NBA's bizarre tanking' problem has spewed theories but no solutions | Sean Ingle
Briefly

NBA's bizarre tanking' problem has spewed theories but no solutions | Sean Ingle
"Teams that finish in the bottom four of the Premier League have a 14% chance of getting the first pick in the draft. But with every place you climb, your chances of acquiring a top pick and turning everything around actually deteriorate. So what would you do in this scenario? Tell your players to keep fighting and maybe edge up a place or two? Or would you discreetly try to lose for Lamine or collapse for Cubarsi by resting big names and letting sporting gravity take its course?"
"It is not that the NBA isn't trying. Last month, it fined Utah Jazz $500,000 (373,000) for not using their best players at the end of one game, while Indiana Pacers were hit with a $100,000 penalty after removing some of their star players. Both teams continue to lose and they are far from the only ones."
"Since the start of February, the NBA's worst seven teams have a combined record of 20 wins and 87 defeats and 13 of those victories had come when two of those struggling teams faced each other. Not all those teams are tanking, but the players know it is an issue."

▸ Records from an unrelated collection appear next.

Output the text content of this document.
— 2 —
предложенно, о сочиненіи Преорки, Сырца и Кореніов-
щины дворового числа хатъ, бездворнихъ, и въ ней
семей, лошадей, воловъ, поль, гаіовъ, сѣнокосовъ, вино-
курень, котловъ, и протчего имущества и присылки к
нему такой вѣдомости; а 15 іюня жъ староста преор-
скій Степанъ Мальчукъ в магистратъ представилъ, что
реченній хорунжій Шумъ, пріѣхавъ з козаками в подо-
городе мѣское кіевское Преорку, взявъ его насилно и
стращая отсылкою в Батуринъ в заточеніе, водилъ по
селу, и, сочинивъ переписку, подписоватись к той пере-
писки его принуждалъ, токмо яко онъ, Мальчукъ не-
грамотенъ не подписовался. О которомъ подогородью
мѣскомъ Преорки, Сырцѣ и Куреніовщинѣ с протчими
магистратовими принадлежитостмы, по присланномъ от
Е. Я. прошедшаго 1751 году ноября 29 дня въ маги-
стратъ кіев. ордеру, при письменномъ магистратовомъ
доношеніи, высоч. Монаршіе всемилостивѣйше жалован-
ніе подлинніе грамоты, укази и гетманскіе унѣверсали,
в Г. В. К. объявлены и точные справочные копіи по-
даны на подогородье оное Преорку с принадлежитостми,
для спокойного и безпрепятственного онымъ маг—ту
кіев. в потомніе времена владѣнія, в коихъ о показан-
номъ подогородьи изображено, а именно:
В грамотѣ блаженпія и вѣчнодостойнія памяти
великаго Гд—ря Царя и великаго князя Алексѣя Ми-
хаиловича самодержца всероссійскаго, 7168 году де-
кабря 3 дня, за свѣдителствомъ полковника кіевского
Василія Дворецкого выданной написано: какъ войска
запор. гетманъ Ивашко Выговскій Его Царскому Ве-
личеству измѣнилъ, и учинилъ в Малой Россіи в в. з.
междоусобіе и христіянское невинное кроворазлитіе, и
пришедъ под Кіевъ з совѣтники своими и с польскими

The NBA faces a persistent tanking problem where struggling teams intentionally lose games to improve their draft position, similar to a hypothetical scenario where relegation doesn't exist and top prospects become available through draft lottery. Teams finishing in bottom positions gain higher chances of securing elite draft picks, incentivizing poor performance. The league has attempted to address this through financial penalties, fining the Utah Jazz $500,000 and Indiana Pacers $100,000 for benching star players. However, these measures prove ineffective as teams continue losing deliberately. Statistical evidence shows the NBA's seven worst teams accumulated only 20 wins since February, with most victories occurring when tanking teams played each other. Players acknowledge tanking as a significant issue affecting competitive integrity.